Además, Juan Rafael Elvira Quesada, secretario de Medio Ambiente y Recursos Naturales, informó que una persona había sido detenida por el siniestro como presunto delincuente y “asesino ecológico”.
Más tarde se supo que “el aprehendido” era una mujer ama de casa de 30 años de edad que al parecer quemaba cable de luz para extraer el cobre y venderlo cuando el incendio se le salió de control y se expandió al cerro de El Colli, en Zapopan.
El fuego afectó más de 7 mil 500 hectáreas de vegetación y trastornó la vida cotidiana de los jaliscienses al impedir las clases en un centenar de escuelas derivado de los altos niveles de contaminación.
El secretario de Medio Ambiente dijo que pediría a la Procuraduría General de la República (PGR) la aplicación de todo el peso de la ley en el asunto.
Claro que quienes ocasionaron el desastre merecen pagarlo, pero también deben hacerlo aquellos que permiten que establecimientos sigan comprando material robado como el cobre que se extrae del cable de luz.

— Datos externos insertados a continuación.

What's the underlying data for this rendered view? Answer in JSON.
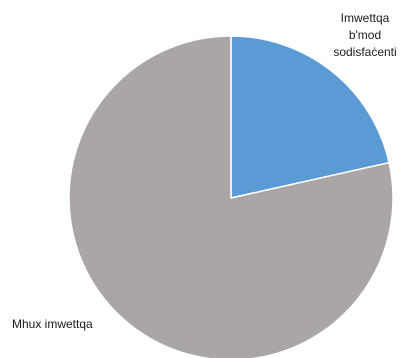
{
  "chart_data": {
    "type": "pie",
    "title": "",
    "categories": [
      "Imwettqa b'mod sodisfaċenti",
      "Mhux imwettqa"
    ],
    "values": [
      21.5,
      78.5
    ],
    "unit": "%",
    "colors": [
      "#5b9bd5",
      "#aaa6a6"
    ],
    "edge_color": "#ffffff",
    "start_angle_deg": 90,
    "direction": "clockwise",
    "legend": "none",
    "slice_labels": [
      {
        "lines": [
          "Imwettqa",
          "b'mod",
          "sodisfaċenti"
        ]
      },
      {
        "lines": [
          "Mhux imwettqa"
        ]
      }
    ]
  }
}
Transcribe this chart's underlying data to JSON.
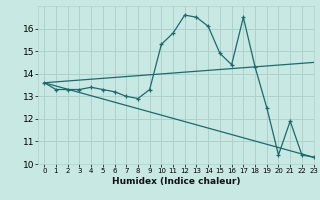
{
  "xlabel": "Humidex (Indice chaleur)",
  "ylabel": "",
  "xlim": [
    -0.5,
    23
  ],
  "ylim": [
    10,
    17
  ],
  "yticks": [
    10,
    11,
    12,
    13,
    14,
    15,
    16
  ],
  "xticks": [
    0,
    1,
    2,
    3,
    4,
    5,
    6,
    7,
    8,
    9,
    10,
    11,
    12,
    13,
    14,
    15,
    16,
    17,
    18,
    19,
    20,
    21,
    22,
    23
  ],
  "bg_color": "#c8e8e4",
  "grid_color": "#b0d0cc",
  "line_color": "#1a6b6b",
  "line1_x": [
    0,
    1,
    2,
    3,
    4,
    5,
    6,
    7,
    8,
    9,
    10,
    11,
    12,
    13,
    14,
    15,
    16,
    17,
    18,
    19,
    20,
    21,
    22,
    23
  ],
  "line1_y": [
    13.6,
    13.3,
    13.3,
    13.3,
    13.4,
    13.3,
    13.2,
    13.0,
    12.9,
    13.3,
    15.3,
    15.8,
    16.6,
    16.5,
    16.1,
    14.9,
    14.4,
    16.5,
    14.3,
    12.5,
    10.4,
    11.9,
    10.4,
    10.3
  ],
  "line2_x": [
    0,
    23
  ],
  "line2_y": [
    13.6,
    14.5
  ],
  "line3_x": [
    0,
    23
  ],
  "line3_y": [
    13.6,
    10.3
  ]
}
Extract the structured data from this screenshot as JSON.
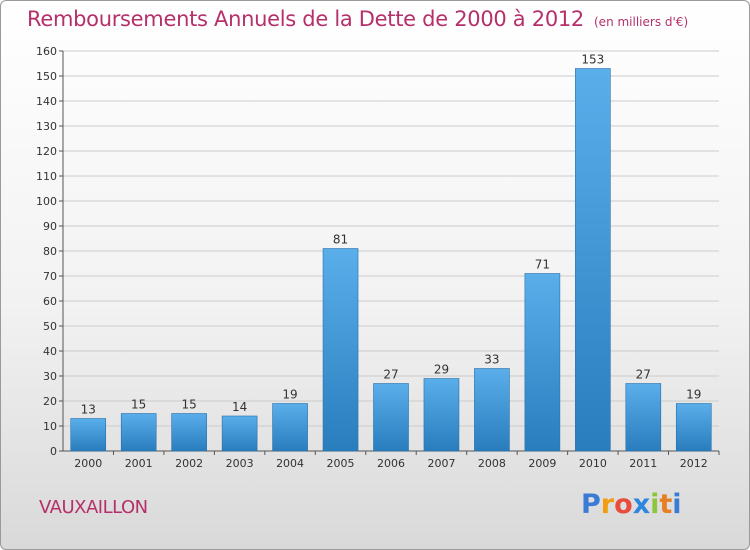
{
  "title": "Remboursements Annuels de la Dette de 2000 à 2012",
  "unit": "(en milliers d'€)",
  "commune": "VAUXAILLON",
  "logo": {
    "letters": [
      "P",
      "r",
      "o",
      "x",
      "i",
      "t",
      "i"
    ],
    "colors": [
      "#3a7bd5",
      "#f39c12",
      "#e74c3c",
      "#2e86de",
      "#8cc63f",
      "#e67e22",
      "#3a7bd5"
    ]
  },
  "colors": {
    "bar_top": "#5aaeea",
    "bar_bottom": "#2a7dbd",
    "title": "#b5306a",
    "grid": "#cccccc"
  },
  "chart_data": {
    "type": "bar",
    "categories": [
      "2000",
      "2001",
      "2002",
      "2003",
      "2004",
      "2005",
      "2006",
      "2007",
      "2008",
      "2009",
      "2010",
      "2011",
      "2012"
    ],
    "values": [
      13,
      15,
      15,
      14,
      19,
      81,
      27,
      29,
      33,
      71,
      153,
      27,
      19
    ],
    "ylim": [
      0,
      160
    ],
    "yticks": [
      0,
      10,
      20,
      30,
      40,
      50,
      60,
      70,
      80,
      90,
      100,
      110,
      120,
      130,
      140,
      150,
      160
    ],
    "grid": true
  }
}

Ahora el incendio fue de dimensiones importantes y podría considerarse un desastre ecológico, pero son muchos los que han dejado a familias sin viviendas y propiedades porque a alguien se le salió de las manos la quema de cable para sustraerle material qué vender clandestinamente a esos sitios que fomentan el robo.
Es hora de que delitos que podrían considerarse de poca importancia comiencen a ser castigados con todo el peso de la ley porque ocasionan problemas que impactan a muchos, pero que no se toman en cuenta hasta que son de dimensiones incuantificables.